Still, even enhanced geothermal could be limited in scope. The DOE estimates that there is potentially 40 times as much economically viable geothermal capacity as is currently generated in the continental U.S. But if that were all developed, it would still represent only 10% of current U.S. electricity capacity.

The John L. Featherstone Hudson Ranch Power 1 geothermal facility is built on flat land, with mountains in the distance.
The John L. Featherstone Hudson Ranch Power 1 geothermal facility produces electrical power from underground volcanic-heated steam, on May 10, 2021, near Calipatria, Calif. (George Rose/Getty Images)

Skeptics point out that enhanced geothermal systems will have plenty of technical obstacles. Friedemann’s list includes, among other things, water escaping into the rock cracks, the need for materials that can withstand incredibly high temperatures, and the fact that new techniques that work in one area may not apply everywhere, given the variability in geology around the country.

Then there are the potential political and economic roadblocks, such as objections of nearby residents who — like those who have sometimes blocked fracked gas wells — may worry about chemical exposure and earthquakes that could be triggered by injecting liquid into the Earth. There are also steep costs that utilities would have to bear, such as bringing transmission lines to the sites of future geothermal power plants and the fact that a water-intensive process may not be feasible in areas with water scarcity.

“The depth to be drilled down to is so deep that it is likely this technology will always be too expensive and use more energy to drill than obtained,” Friedemann concludes.
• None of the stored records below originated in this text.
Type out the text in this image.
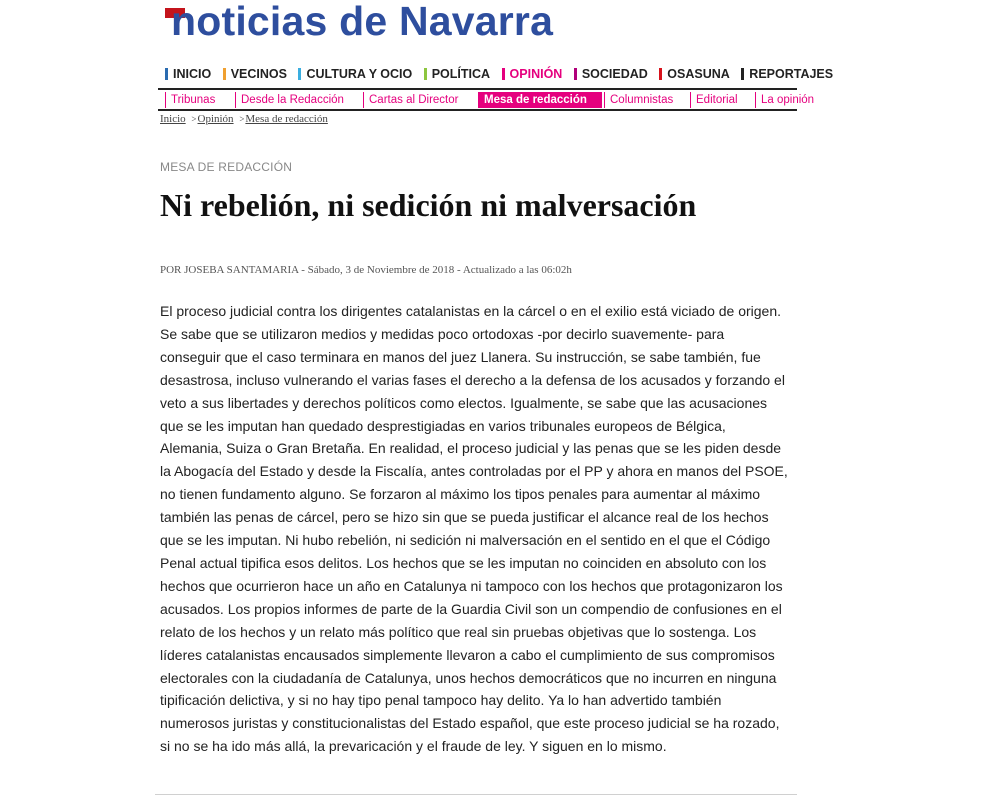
noticias de Navarra
INICIO
VECINOS
CULTURA Y OCIO
POLÍTICA
OPINIÓN
SOCIEDAD
OSASUNA
REPORTAJES
Tribunas	Desde la Redacción	Cartas al Director	Mesa de redacción	Columnistas	Editorial	La opinión
Inicio >Opinión >Mesa de redacción
MESA DE REDACCIÓN
Ni rebelión, ni sedición ni malversación
POR JOSEBA SANTAMARIA - Sábado, 3 de Noviembre de 2018 - Actualizado a las 06:02h

El proceso judicial contra los dirigentes catalanistas en la cárcel o en el exilio está viciado de origen. Se sabe que se utilizaron medios y medidas poco ortodoxas -por decirlo suavemente- para conseguir que el caso terminara en manos del juez Llanera. Su instrucción, se sabe también, fue desastrosa, incluso vulnerando el varias fases el derecho a la defensa de los acusados y forzando el veto a sus libertades y derechos políticos como electos. Igualmente, se sabe que las acusaciones que se les imputan han quedado desprestigiadas en varios tribunales europeos de Bélgica, Alemania, Suiza o Gran Bretaña. En realidad, el proceso judicial y las penas que se les piden desde la Abogacía del Estado y desde la Fiscalía, antes controladas por el PP y ahora en manos del PSOE, no tienen fundamento alguno. Se forzaron al máximo los tipos penales para aumentar al máximo también las penas de cárcel, pero se hizo sin que se pueda justificar el alcance real de los hechos que se les imputan. Ni hubo rebelión, ni sedición ni malversación en el sentido en el que el Código Penal actual tipifica esos delitos. Los hechos que se les imputan no coinciden en absoluto con los hechos que ocurrieron hace un año en Catalunya ni tampoco con los hechos que protagonizaron los acusados. Los propios informes de parte de la Guardia Civil son un compendio de confusiones en el relato de los hechos y un relato más político que real sin pruebas objetivas que lo sostenga. Los líderes catalanistas encausados simplemente llevaron a cabo el cumplimiento de sus compromisos electorales con la ciudadanía de Catalunya, unos hechos democráticos que no incurren en ninguna tipificación delictiva, y si no hay tipo penal tampoco hay delito. Ya lo han advertido también numerosos juristas y constitucionalistas del Estado español, que este proceso judicial se ha rozado, si no se ha ido más allá, la prevaricación y el fraude de ley. Y siguen en lo mismo.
Nonetheless, oil and gas companies are increasingly interested. “Baker Hughes, one of the largest drilling companies in the world, is expanding its geothermal business and has formed a partnership with Continental Resources and Chesapeake Energy — two giants in the independent oil and gas sector — to test whether they can profitably turn spent natural gas wells into geothermal facilities,” Politico recently reported.

A natural gas flare stack belches black smoke in scrubland.
A natural gas flare stack at an oil well in Midland, Texas, on April 4, 2022. (Jordan Vonderhaar/Bloomberg via Getty Images)

It makes sense, geothermal industry leaders say, because oil and gas companies have the technology and know-how to drill deep below the ground.

“Over the last 15 years, huge numbers of wells have been drilled in the United States because of the shale revolution,” said Sarah Jewett, head of strategy at Fervo Energy, a geothermal energy company that has raised over $177 million, told Politico. “All of this technology has evolved and grown, and that can be directly applied to geothermal power.”

That’s what Secretary of Energy Jennifer Granholm was thinking when she implored oil executives at a December meeting of the National Petroleum Council to pivot to geothermal energy.

“Think: You drill holes, too,” Granholm said. “You go beneath the surface, you know where things are. And fracking really opens up a huge opportunity for enhanced geothermal.”

As Granholm told Yahoo News in November 2021, “The Holy Grail is to identify clean baseload power.” The search for that Holy Grail is on.